The first traveller’s shoes suddenly became the most interesting thing he’d seen on the train that day. As he stared humbly at the floor, he was silently thankful he hadn’t had a chance to make his soliloquy after all.

***

If I’m honest, I am quick to believe the worst, and I sometimes struggle to believe anything else. I come up with alternative possibilities for why someone said or did this or that, which I can’t even half believe in my own mind, and which lead me to the eventual conclusion that the worst must be the truth, because my tiny mind can’t come up with a possible alternative.
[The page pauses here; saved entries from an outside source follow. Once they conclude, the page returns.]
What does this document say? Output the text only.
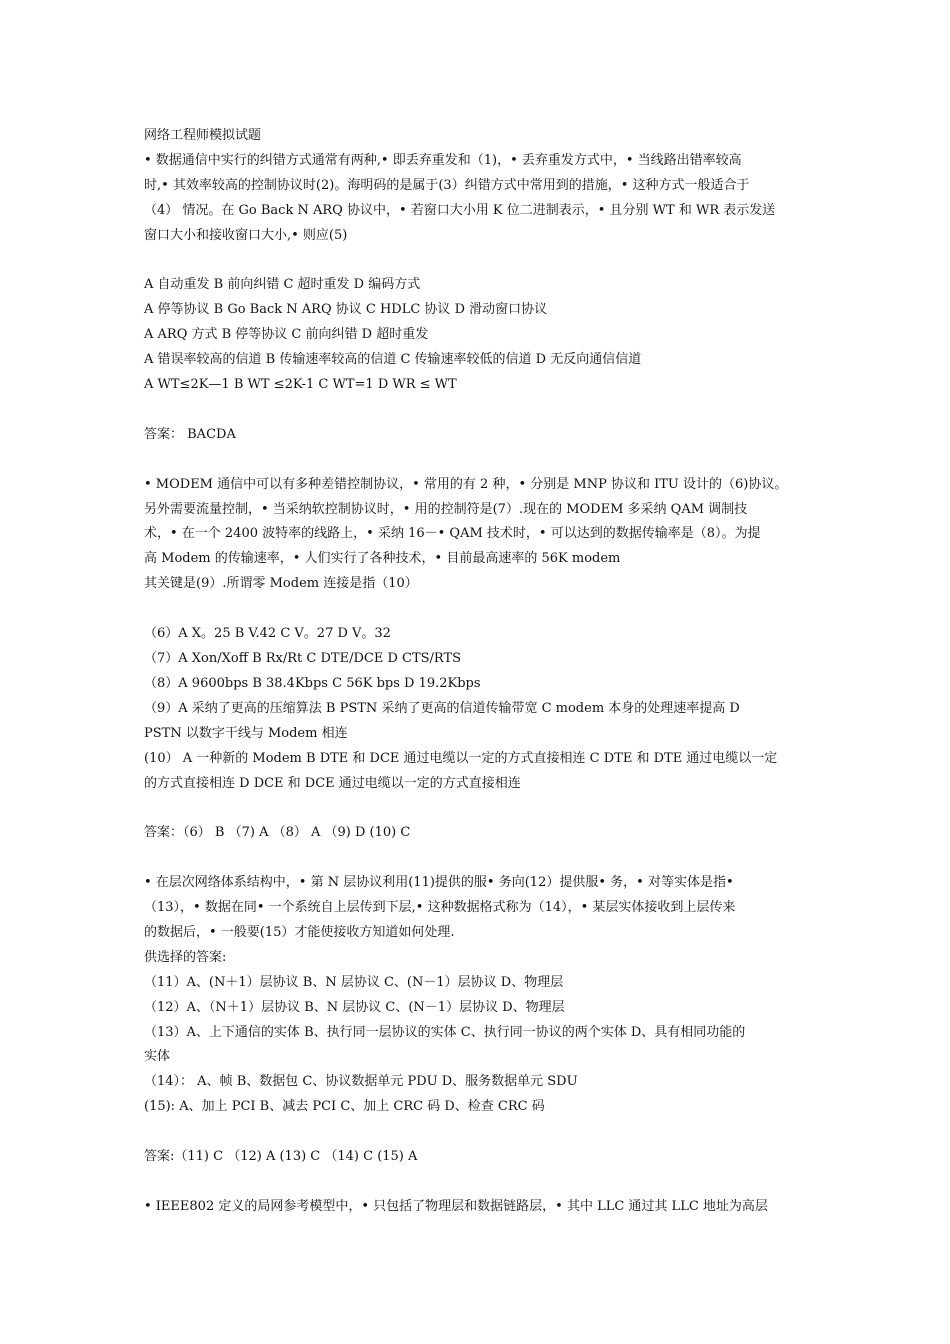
网络工程师模拟试题
• 数据通信中实行的纠错方式通常有两种,• 即丢弃重发和（1)，• 丢弃重发方式中，• 当线路出错率较高
时,• 其效率较高的控制协议时(2)。海明码的是属于(3）纠错方式中常用到的措施，• 这种方式一般适合于
（4） 情况。在 Go Back N ARQ 协议中，• 若窗口大小用 K 位二进制表示，• 且分别 WT 和 WR 表示发送
窗口大小和接收窗口大小,• 则应(5)
A 自动重发 B 前向纠错 C 超时重发 D 编码方式
A 停等协议 B Go Back N ARQ 协议 C HDLC 协议 D 滑动窗口协议
A ARQ 方式 B 停等协议 C 前向纠错 D 超时重发
A 错误率较高的信道 B 传输速率较高的信道 C 传输速率较低的信道 D 无反向通信信道
A WT≤2K—1 B WT ≤2K-1 C WT=1 D WR ≤ WT
答案： BACDA
• MODEM 通信中可以有多种差错控制协议，• 常用的有 2 种，• 分别是 MNP 协议和 ITU 设计的（6)协议。
另外需要流量控制，• 当采纳软控制协议时，• 用的控制符是(7）.现在的 MODEM 多采纳 QAM 调制技
术，• 在一个 2400 波特率的线路上，• 采纳 16－• QAM 技术时，• 可以达到的数据传输率是（8）。为提
高 Modem 的传输速率，• 人们实行了各种技术，• 目前最高速率的 56K modem
其关键是(9）.所谓零 Modem 连接是指（10）
（6）A X。25 B V.42 C V。27 D V。32
（7）A Xon/Xoff B Rx/Rt C DTE/DCE D CTS/RTS
（8）A 9600bps B 38.4Kbps C 56K bps D 19.2Kbps
（9）A 采纳了更高的压缩算法 B PSTN 采纳了更高的信道传输带宽 C modem 本身的处理速率提高 D
PSTN 以数字干线与 Modem 相连
(10） A 一种新的 Modem B DTE 和 DCE 通过电缆以一定的方式直接相连 C DTE 和 DTE 通过电缆以一定
的方式直接相连 D DCE 和 DCE 通过电缆以一定的方式直接相连
答案：（6） B （7) A （8） A （9) D (10) C
• 在层次网络体系结构中，• 第 N 层协议利用(11)提供的服• 务向(12）提供服• 务，• 对等实体是指•
（13），• 数据在同• 一个系统自上层传到下层,• 这种数据格式称为（14），• 某层实体接收到上层传来
的数据后，• 一般要(15）才能使接收方知道如何处理.
供选择的答案:
（11）A、(N＋1）层协议 B、N 层协议 C、(N－1）层协议 D、物理层
（12）A、（N＋1）层协议 B、N 层协议 C、(N－1）层协议 D、物理层
（13）A、上下通信的实体 B、执行同一层协议的实体 C、执行同一协议的两个实体 D、具有相同功能的
实体
（14）： A、帧 B、数据包 C、协议数据单元 PDU D、服务数据单元 SDU
(15): A、加上 PCI B、减去 PCI C、加上 CRC 码 D、检查 CRC 码
答案:（11) C （12) A (13) C （14) C (15) A
• IEEE802 定义的局网参考模型中，• 只包括了物理层和数据链路层，• 其中 LLC 通过其 LLC 地址为高层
But the lesson I learned in having others believe the worst about HH and me, was how hurtful it can be when you realise people haven’t given you the benefit of the doubt. And as we sat on the couch and tried to process things as best we could, the most important lesson I wanted to take away was Love believes all things. Or better put,

“Love… is ever ready to believe the best of every person …”

Perhaps the person who cut you off in traffic today was on the way to say goodbye to a dying family member at the hospital. Maybe the lady with the wild child in the grocery store just received the news that her husband will be returning from Iraq in a coffin. Maybe her husband’s in Zimbabwe for a week and she’s a little out of sorts without him. Could it be that the person who said something behind your back at work is really acting out of past hurts? Or even an abusive relationship in the present tense?

The only truth I’m sure of is that we don’t know the whole truth yet. We see in a mirror dimly right now…we can’t even see the half of it. But we can still believe the best of every person, and in doing so perhaps encourage them toward being the best they can be.

Has someone ever not believed the best about you? Do you think you can believe the best of others?